The SR Bommai case gave one of the landmark judgements of the Supreme Court regarding the basic structure doctrine, as well as, regarding the blatant misuse of Article 356. This is an important topic in the UPSC polity and governance segments for the IAS exam. In this article, you can read all about the background of the Bommai case and the implications of the judgement.

SR Bommai Case – Background

SR Bommai was the Karnataka Chief Minister between August 1988 and April 1989. He led a Janata Dal government, which was dismissed on 21st April 1989 when President’s Rule (Article 356) was imposed in Karnataka.

  • Until that time, imposing Article 356 on states ruled by the opposition parties (to the one at the centre) was a common practice.
  • In this particular case, the Bommai-led government was dismissed on the grounds that he had lost his majority because of several defections (that were politically motivated and master-minded).
  • Even though Bommai presented the then Governor P Venkatasubbaiah with a copy of the resolution passed by the Janata Dal Legislature Party, he was denied an opportunity to prove his majority in the house.
  • Bommai first went to the Karnataka High Court against the Governor’s decision. However, his writ petition was dismissed by the High Court.
  • Then, Bommai moved the Supreme Court of India.
  • This case took almost five years to see judgement.
  • In March 1994, a nine-judge constitutional bench of the SC gave the landmark judgement, which would go on to become one of the most widely cited one with respect to Article 356 and its arbitrary usage by the Central government.

Disputes raised due to SR Bommai case

The SR Bommai case raised questions on the proclamation of President’s rule in a state. The Supreme Court had to discuss the grounds and the extent of the imposition of President’s rule in a State. Questions were also raised whether the imposition of President’s rule is challengable.

Bommai Case Judgement

This landmark verdict put restrictions on the centre for imposing the President’s Rule on states.
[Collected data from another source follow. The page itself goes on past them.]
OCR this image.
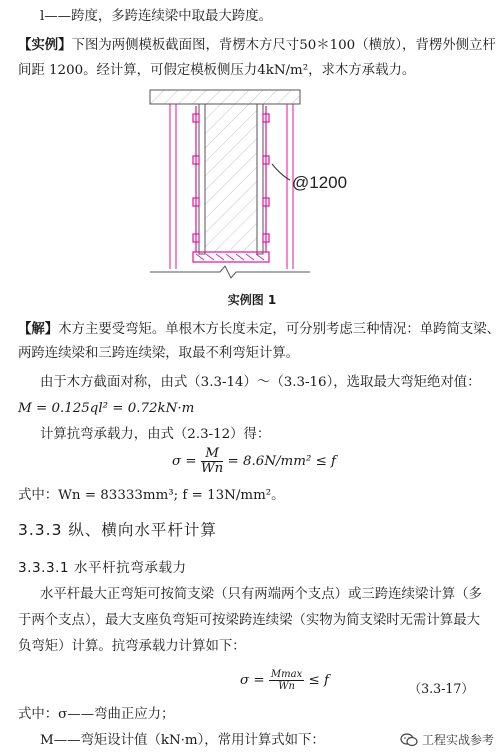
l——跨度，多跨连续梁中取最大跨度。
【实例】下图为两侧模板截面图，背楞木方尺寸50＊100（横放），背楞外侧立杆
间距 1200。经计算，可假定模板侧压力4kN/m²，求木方承载力。
@1200
实例图 1
【解】木方主要受弯矩。单根木方长度未定，可分别考虑三种情况：单跨简支梁、
两跨连续梁和三跨连续梁，取最不利弯矩计算。
由于木方截面对称，由式（3.3-14）～（3.3-16），选取最大弯矩绝对值：
M = 0.125ql² = 0.72kN·m
计算抗弯承载力，由式（2.3-12）得：
$\sigma = \frac{M}{Wn} = 8.6N/mm^2 \le f$
式中：Wn = 83333mm³; f = 13N/mm²。
3.3.3 纵、横向水平杆计算
3.3.3.1 水平杆抗弯承载力
水平杆最大正弯矩可按简支梁（只有两端两个支点）或三跨连续梁计算（多
于两个支点），最大支座负弯矩可按梁跨连续梁（实物为简支梁时无需计算最大
负弯矩）计算。抗弯承载力计算如下：
$\sigma = \frac{Mmax}{Wn} \le f$
（3.3-17）
式中：σ——弯曲正应力；
M——弯矩设计值（kN·m），常用计算式如下：	工程实战参考
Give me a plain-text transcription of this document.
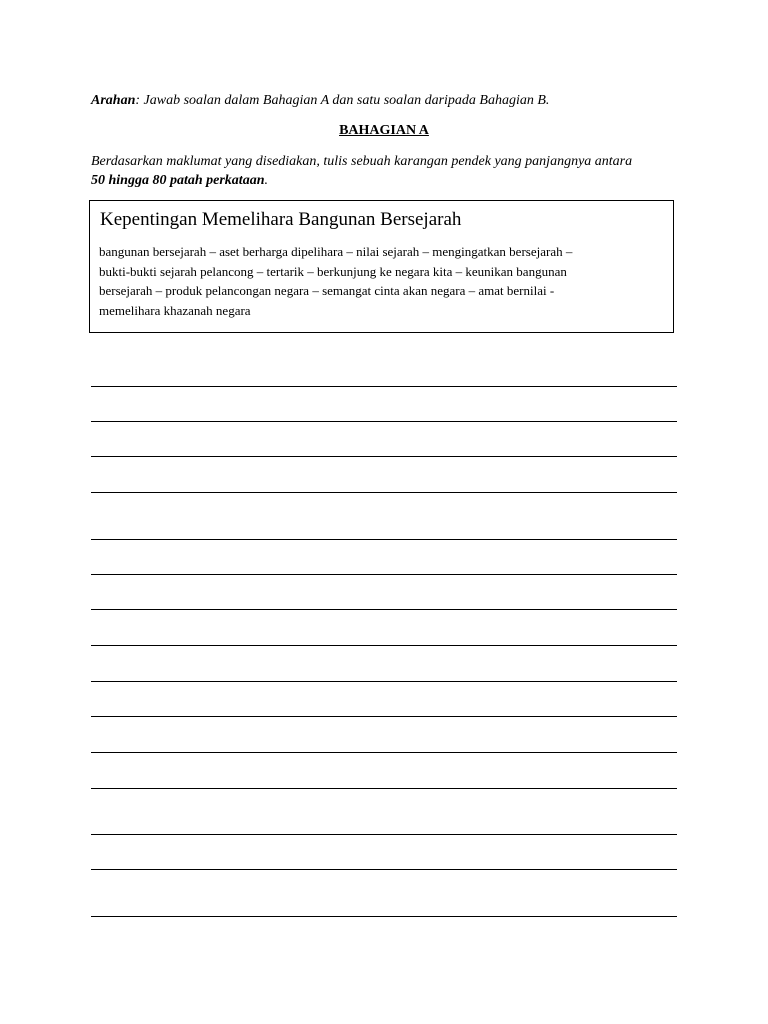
Arahan: Jawab soalan dalam Bahagian A dan satu soalan daripada Bahagian B.

BAHAGIAN A

Berdasarkan maklumat yang disediakan, tulis sebuah karangan pendek yang panjangnya antara
50 hingga 80 patah perkataan.

Kepentingan Memelihara Bangunan Bersejarah

bangunan bersejarah – aset berharga dipelihara – nilai sejarah – mengingatkan bersejarah –
bukti-bukti sejarah pelancong – tertarik – berkunjung ke negara kita – keunikan bangunan
bersejarah – produk pelancongan negara – semangat cinta akan negara – amat bernilai -
memelihara khazanah negara
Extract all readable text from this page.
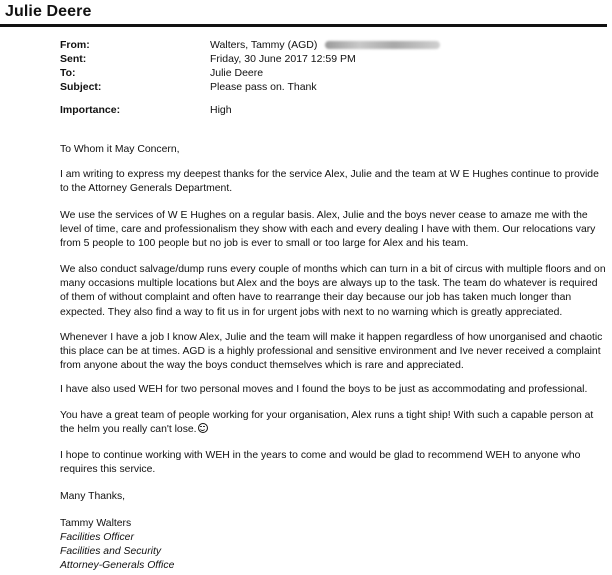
Julie Deere
From:	Walters, Tammy (AGD)
Sent:	Friday, 30 June 2017 12:59 PM
To:	Julie Deere
Subject:	Please pass on. Thank
Importance:	High

To Whom it May Concern,

I am writing to express my deepest thanks for the service Alex, Julie and the team at W E Hughes continue to provide to the Attorney Generals Department.

We use the services of W E Hughes on a regular basis. Alex, Julie and the boys never cease to amaze me with the level of time, care and professionalism they show with each and every dealing I have with them. Our relocations vary from 5 people to 100 people but no job is ever to small or too large for Alex and his team.

We also conduct salvage/dump runs every couple of months which can turn in a bit of circus with multiple floors and on many occasions multiple locations but Alex and the boys are always up to the task. The team do whatever is required of them of without complaint and often have to rearrange their day because our job has taken much longer than expected. They also find a way to fit us in for urgent jobs with next to no warning which is greatly appreciated.

Whenever I have a job I know Alex, Julie and the team will make it happen regardless of how unorganised and chaotic this place can be at times. AGD is a highly professional and sensitive environment and Ive never received a complaint from anyone about the way the boys conduct themselves which is rare and appreciated.

I have also used WEH for two personal moves and I found the boys to be just as accommodating and professional.

You have a great team of people working for your organisation, Alex runs a tight ship! With such a capable person at the helm you really can't lose.

I hope to continue working with WEH in the years to come and would be glad to recommend WEH to anyone who requires this service.

Many Thanks,

Tammy Walters
Facilities Officer
Facilities and Security
Attorney-Generals Office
  • It said that the power of the President to dismiss a government of a state is not absolute.
  • It said that the President should use this power only after his proclamation (of imposing President’s Rule) has been approved by both Houses of the Parliament.
  • Until then, the President can only suspend the Legislative Assembly.
  • In case the proclamation does not get the approval of both the Houses, it lapses at the end of a period of two months, and the dismissed government is revived.
  • The suspended Legislative Assembly also gets reactivated.
  • The SC also stated that the proclamation of the imposition of Article 356 is subject to judicial review.

SR Bommai Case Significance

This case ended the practice of arbitrarily dismissing the state government by the central government. Earlier, political parties used this mechanism given in the Constitution to get political mileage and settle scores with opposition parties. The Bommai verdict restricted this practice to a large extent.

  • The verdict also stated in no uncertain terms that the test of majority of the government should be done in the floor of the Assembly and is not subject to the Governor’s opinion.
  • In this case, there was no question of a constitutional amendment but even so, the concept of basic doctrine was applied.
  • The Supreme Court held that policies of a state government directed against an element of the basic structure of the Constitution would be a valid ground for the exercise of the central power under Article 356.